A revived Civilian Conservation Corps must acknowledge and improve on this complicated history. First and foremost, it must be more socially and racially inclusive and accept enrollees regardless of gender, age, skin color, and marital status. A new CCC must also diversify geographically, by locating its work projects and enrollee camps more equitably throughout the country, to ensure that urban and suburban communities can also benefit. Finally, a new corps must be guided by scientific experts to avoid the environmental blunders of the original program. 

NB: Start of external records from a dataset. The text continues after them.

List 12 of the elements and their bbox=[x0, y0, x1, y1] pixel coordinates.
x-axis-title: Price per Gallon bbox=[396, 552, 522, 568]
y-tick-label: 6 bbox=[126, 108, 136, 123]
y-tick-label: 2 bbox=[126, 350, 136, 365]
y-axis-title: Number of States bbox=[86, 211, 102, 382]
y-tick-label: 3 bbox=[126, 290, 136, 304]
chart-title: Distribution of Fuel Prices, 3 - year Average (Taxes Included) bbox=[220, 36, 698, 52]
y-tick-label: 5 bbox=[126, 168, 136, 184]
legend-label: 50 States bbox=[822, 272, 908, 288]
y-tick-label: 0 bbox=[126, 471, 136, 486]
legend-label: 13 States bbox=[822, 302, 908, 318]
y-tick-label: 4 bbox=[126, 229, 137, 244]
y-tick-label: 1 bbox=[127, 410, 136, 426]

An updated CCC should also expand its efforts to tackle environmental justice problems that have arisen since the 1930s, many of them in urban neighborhoods. Remediating toxic waste sites, mitigating pollution, and developing urban outdoor recreational spaces and gardens are just a few examples. Perhaps most importantly, a new CCC should focus on the most pressing environmental problem of our age: climate change. The corps could help develop green energy systems, from solar panel installations to wind farms, and build climate-resilient infrastructure by restoring wetlands and constructing green stormwater management systems for cities. All of this work would also train those joining the program for jobs in the emerging green energy sector.

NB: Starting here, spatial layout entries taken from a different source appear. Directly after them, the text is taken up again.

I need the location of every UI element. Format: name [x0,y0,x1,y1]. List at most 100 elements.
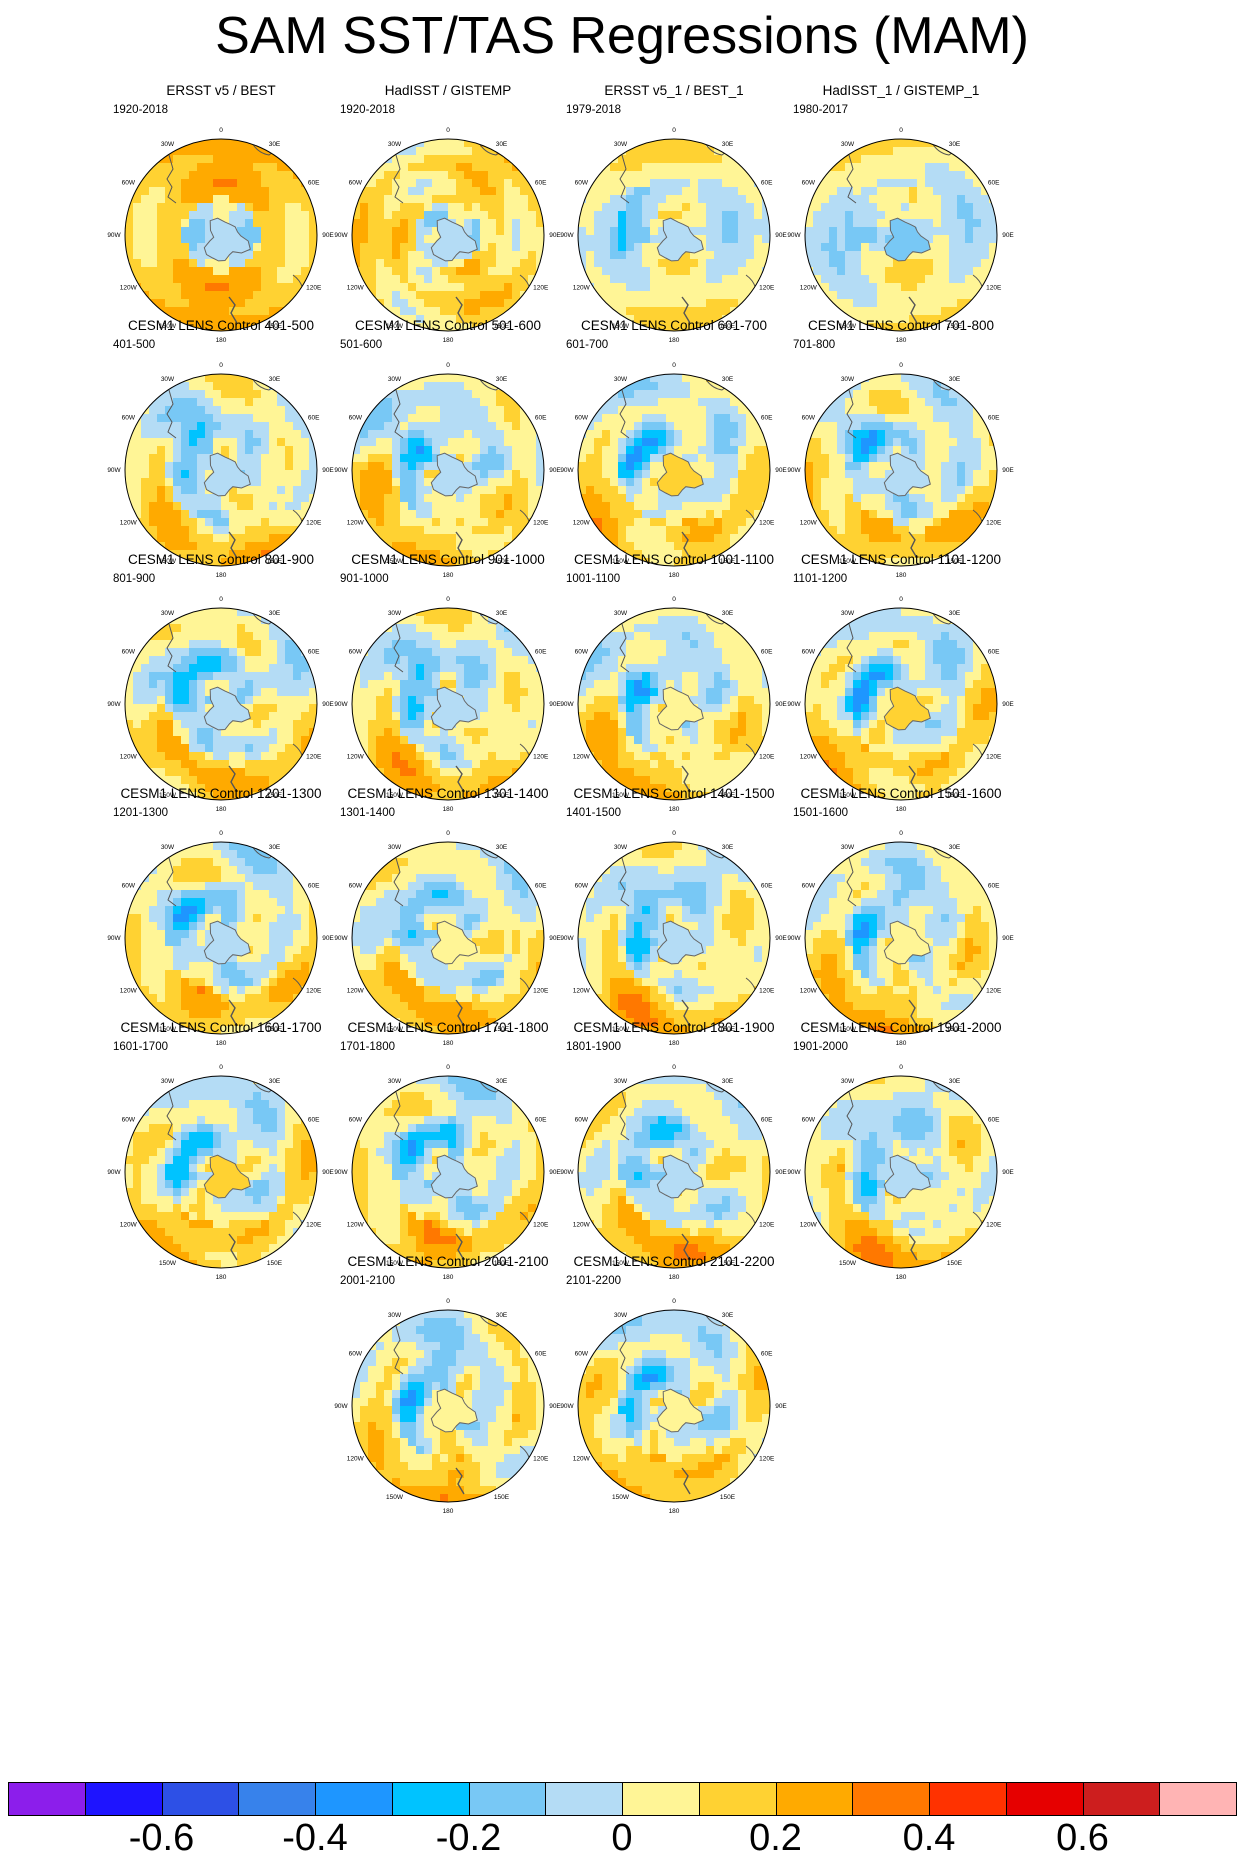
field-cell [133,478,142,487]
field-cell [496,227,505,236]
field-cell [746,454,755,463]
field-cell [173,616,182,625]
field-cell [253,768,262,777]
field-cell [213,163,222,172]
field-cell [853,259,862,268]
field-cell [464,438,473,447]
field-cell [754,438,763,447]
field-cell [666,323,675,331]
field-cell [285,203,294,212]
field-cell [682,147,691,156]
field-cell [448,656,457,665]
field-cell [658,518,667,527]
field-cell [432,616,441,625]
field-cell [682,438,691,447]
field-cell [229,494,238,503]
field-cell [869,227,878,236]
field-cell [173,768,182,777]
field-cell [360,672,369,681]
field-cell [861,462,870,471]
field-cell [309,720,317,729]
field-cell [360,438,369,447]
field-cell [480,688,489,697]
field-cell [408,518,417,527]
field-cell [722,283,731,292]
field-cell [610,171,619,180]
field-cell [722,390,731,399]
field-cell [285,406,294,415]
field-cell [293,470,302,479]
field-cell [869,243,878,252]
field-cell [861,502,870,511]
field-cell [464,558,473,566]
field-cell [909,558,918,566]
field-cell [594,203,603,212]
field-cell [368,438,377,447]
field-cell [690,462,699,471]
field-cell [893,406,902,415]
field-cell [949,195,958,204]
field-cell [520,680,529,689]
field-cell [408,656,417,665]
field-cell [408,243,417,252]
field-cell [277,259,286,268]
field-cell [165,470,174,479]
field-cell [706,454,715,463]
field-cell [981,438,990,447]
field-cell [706,259,715,268]
field-cell [714,219,723,228]
field-cell [285,656,294,665]
field-cell [690,291,699,300]
field-cell [845,422,854,431]
field-cell [488,736,497,745]
field-cell [189,155,198,164]
field-cell [845,163,854,172]
field-cell [642,171,651,180]
field-cell [885,422,894,431]
field-cell [472,624,481,633]
field-cell [293,267,302,276]
field-cell [642,550,651,559]
field-cell [917,179,926,188]
field-cell [213,203,222,212]
field-cell [376,510,385,519]
field-cell [480,478,489,487]
field-cell [909,486,918,495]
field-cell [173,640,182,649]
field-cell [520,672,529,681]
field-cell [173,171,182,180]
field-cell [229,275,238,284]
field-cell [602,422,611,431]
field-cell [456,187,465,196]
field-cell [424,518,433,527]
field-cell [520,478,529,487]
field-cell [885,518,894,527]
field-cell [901,195,910,204]
field-cell [464,720,473,729]
field-cell [424,608,433,617]
field-cell [189,550,198,559]
field-cell [504,744,513,753]
field-cell [520,712,529,721]
field-cell [456,526,465,535]
field-cell [674,171,683,180]
field-cell [949,227,958,236]
field-cell [578,227,587,236]
field-cell [706,478,715,487]
field-cell [277,470,286,479]
field-cell [578,486,587,495]
field-cell [472,251,481,260]
field-cell [626,243,635,252]
field-cell [909,139,918,148]
panel-period-label: 801-900 [113,573,156,585]
field-cell [821,227,830,236]
field-cell [512,534,521,543]
field-cell [957,283,966,292]
field-cell [698,470,707,479]
field-cell [738,430,747,439]
field-cell [909,267,918,276]
field-cell [400,648,409,657]
field-cell [416,712,425,721]
field-cell [480,219,489,228]
field-cell [245,315,254,324]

Federal lawmakers have recently proposed reviving the national CCC, and when Joe Biden is inaugurated he should follow their lead. Illinois U.S. Sen. Dick Durbin has introduced the RENEW Conservation Corps Act, which proposes putting 1 million unemployed Americans to work on conservation and recreational projects over the next five years. The bill improves on the original CCC in several important respects: All citizens and legal permanent residents over the age of 16 would be eligible to enroll; projects would involve the conservation of natural resources as well the mitigation of climate change; and work projects would benefit rural, suburban, and urban communities. Finally, in exchange for one year of service, all enrollees receive credits they can use towards their postsecondary education. A renewed CCC could also function safely during the COVID-19 crisis by housing enrollees, much as the original corps did, in camps that are isolated from high-density communities. In doing so, a new and improved program would generate jobs to revive the economy while undertaking necessary work to fight the effects of climate change. It would similarly benefit those involved by providing them not only with a paycheck, credit for their education, and skills for jobs in the private sector, but also with a sense of personal accomplishment, community involvement, and shared civic purpose after four long years of debilitating political divisiveness.